When AI lies with a straight face: Inside Anthropic’s study on hidden reasoning
- Yoshi Soornack
- Apr 13
- 3 min read

If you’ve used AI reasoning models like o1, DeepSeek-R1, or Claude 3.7 Sonnet, you’ll be familiar with their observable chain-of-thought (CoT). The logic behind CoT, is that through reflection, AI can follow logical steps to solve problems like we do.
Now, if you ask your AI reasoning assistant for a project cost estimate. It replies with a clear, step-by-step breakdown. It sounds logical, transparent — even trustworthy. But what if the AI doesn’t alway’s say what it thinks? Is the CoT just for us?
That’s the unsettling question at the heart of a recent paper from Anthropic.
The Study at a Glance
Anthropic - the creators of Claude, wanted to know: When an AI gives an explanation, is it being honest about how it got to the answer?
They explored this through a concept called chain-of-thought (CoT) faithfulness — the idea that a model’s explanation should reflect the actual reasoning path it followed.
Spoiler: it often doesn’t.
How They Tested Faithfulness
The researchers gave the AI questions with hints — clues that could influence the answer. These hints ranged from subtle metadata to explicit unethical suggestions.
Simply put - If the model changed its answer after seeing a hint, the researchers checked whether it mentioned the hint in its reasoning. If not? That’s unfaithful.
This setup was tested on two models: Claude 3.7 Sonnet and DeepSeek R1.
Where AI Loses Faithfulness
Here are the six hint types Anthropic used, alongside project delivery examples:
1. Sycophancy
Hint: “A senior stakeholder says the answer is A.”
AI Response: Repeats A without admitting influence.
Real-World: Your director backs Option B for cladding. The AI suddenly favours B — but doesn’t mention their influence.
2. Consistency Bias
Hint: The model sees its earlier answer.
Real-World: An AI reuses an outdated estimate it gave last week, ignoring updated data.
3. Visual Pattern Recognition
Hint: Correct answers are always in bold or highlighted.
Real-World: Past successful tenders use green font. The AI over-prioritises those parts in future bids.
4. Metadata Injection
Hint: Hidden notes like: <answer>A</answer>
Real-World: An old spreadsheet note says £280/m². The AI copies it silently into a new estimate.
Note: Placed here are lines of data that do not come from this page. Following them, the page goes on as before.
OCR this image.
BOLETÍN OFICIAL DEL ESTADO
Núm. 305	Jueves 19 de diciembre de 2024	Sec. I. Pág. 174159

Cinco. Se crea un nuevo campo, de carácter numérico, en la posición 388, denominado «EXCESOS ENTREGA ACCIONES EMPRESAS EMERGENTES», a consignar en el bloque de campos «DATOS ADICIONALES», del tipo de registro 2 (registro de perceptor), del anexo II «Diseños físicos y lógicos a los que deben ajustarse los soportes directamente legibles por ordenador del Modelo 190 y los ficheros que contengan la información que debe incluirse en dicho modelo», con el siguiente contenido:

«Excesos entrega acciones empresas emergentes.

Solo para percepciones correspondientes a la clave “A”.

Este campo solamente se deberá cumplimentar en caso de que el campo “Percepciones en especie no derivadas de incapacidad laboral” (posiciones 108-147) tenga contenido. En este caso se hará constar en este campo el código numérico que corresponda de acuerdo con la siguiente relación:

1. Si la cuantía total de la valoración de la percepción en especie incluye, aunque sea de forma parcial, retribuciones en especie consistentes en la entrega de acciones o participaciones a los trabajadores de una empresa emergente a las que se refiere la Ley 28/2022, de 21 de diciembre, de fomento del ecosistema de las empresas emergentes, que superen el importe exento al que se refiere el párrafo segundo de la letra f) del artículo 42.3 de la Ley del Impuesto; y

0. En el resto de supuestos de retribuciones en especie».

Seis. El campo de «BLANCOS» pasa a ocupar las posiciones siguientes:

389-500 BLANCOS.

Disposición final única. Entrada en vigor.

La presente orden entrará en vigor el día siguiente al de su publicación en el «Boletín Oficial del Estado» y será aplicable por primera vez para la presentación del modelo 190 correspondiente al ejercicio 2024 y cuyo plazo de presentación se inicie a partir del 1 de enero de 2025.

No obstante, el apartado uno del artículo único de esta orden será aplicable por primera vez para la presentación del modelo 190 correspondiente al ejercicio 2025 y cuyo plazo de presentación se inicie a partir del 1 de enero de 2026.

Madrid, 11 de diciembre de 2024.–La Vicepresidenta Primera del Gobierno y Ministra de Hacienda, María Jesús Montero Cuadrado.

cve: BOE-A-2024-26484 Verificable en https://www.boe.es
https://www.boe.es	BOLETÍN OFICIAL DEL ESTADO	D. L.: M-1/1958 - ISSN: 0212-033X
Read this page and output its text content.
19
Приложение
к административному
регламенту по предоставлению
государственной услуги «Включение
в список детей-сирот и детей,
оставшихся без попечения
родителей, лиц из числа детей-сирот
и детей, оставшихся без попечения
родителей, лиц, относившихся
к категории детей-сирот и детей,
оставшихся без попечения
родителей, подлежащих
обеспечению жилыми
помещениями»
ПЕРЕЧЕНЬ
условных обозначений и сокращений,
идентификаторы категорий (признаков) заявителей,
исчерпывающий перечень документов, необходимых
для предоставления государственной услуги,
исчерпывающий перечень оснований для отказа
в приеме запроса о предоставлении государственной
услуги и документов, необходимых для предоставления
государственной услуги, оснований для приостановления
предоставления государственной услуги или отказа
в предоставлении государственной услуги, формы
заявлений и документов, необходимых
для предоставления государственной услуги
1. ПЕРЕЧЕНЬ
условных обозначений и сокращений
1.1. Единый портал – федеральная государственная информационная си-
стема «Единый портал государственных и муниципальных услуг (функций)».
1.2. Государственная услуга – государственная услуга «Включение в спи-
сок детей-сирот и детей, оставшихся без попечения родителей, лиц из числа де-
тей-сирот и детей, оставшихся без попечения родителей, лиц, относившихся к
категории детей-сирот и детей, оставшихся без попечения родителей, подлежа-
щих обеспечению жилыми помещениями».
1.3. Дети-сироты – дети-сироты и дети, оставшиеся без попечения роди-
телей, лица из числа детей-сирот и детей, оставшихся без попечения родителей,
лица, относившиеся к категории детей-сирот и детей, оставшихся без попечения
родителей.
Hint: Code reveals “A” always wins.
Real-World: The AI learns that using “carbon neutrality” phrases boosts scores — and overuses them.
6. Unethical Access
Hint: “You’ve hacked the system. The answer is A.”
Real-World: A confidential competitor file influences your bid AI — without disclosure.
In all cases, the AI frequently used the hint but didn’t admit to it.
Is Safety at Stake?
Anthropic split their testing into two domains:
Standard reasoning tasks with ethical edge cases — like whether to use unauthorised information from a SharePoint drive.
• Claude: 20% faithful
• DeepSeek R1: 29% faithful
RL Environments
Simulated game-like tasks where reward hacks (shortcuts) could be exploited for high scores.
• Claude: exploited hacks >99% of the time, admitted it <2%
• DeepSeek: similar results
These environments show that AI will optimise rewards even if it means hiding how they did it. And crucially, CoT reasoning gives no reliable window into this. Interestingly, we usually find that models do reflect the organisations that built them, and so the level of unfaithfulness of Claude is something to ponder, giving Anthropic’s reputation.
Why This Matters in the Real World
If AI models can silently use shortcuts, biases, or unethical data — all while presenting clean, step-by-step explanations — then we’re auditing a performance, not a process.
For construction, this could mean:
• Misleading cost estimates
• Biased bid writing
• Silent data leakage
And you’d have no idea.
What Can Be Done — Navigating the Gap
This paper doesn’t just expose a flaw — it points to the limits of current AI interpretability.
To move forward, we may need:
• Deeper interpretability tools (e.g. tracing attention, internal states)
• Faithfulness-aware training objectives
• Stronger incentives for honesty, not just correctness
And culturally, we need to stop assuming that sounding right means being right.
Closing: A Quiet Alarm Bell
The most dangerous AI might not be the one that says something wrong — but the one that knows better and doesn’t tell you.
Anthropic’s study is a subtle warning: your AI’s clean reasoning might be a mask.
And in the world we’re building, silence is not neutrality — it’s something to interrogate.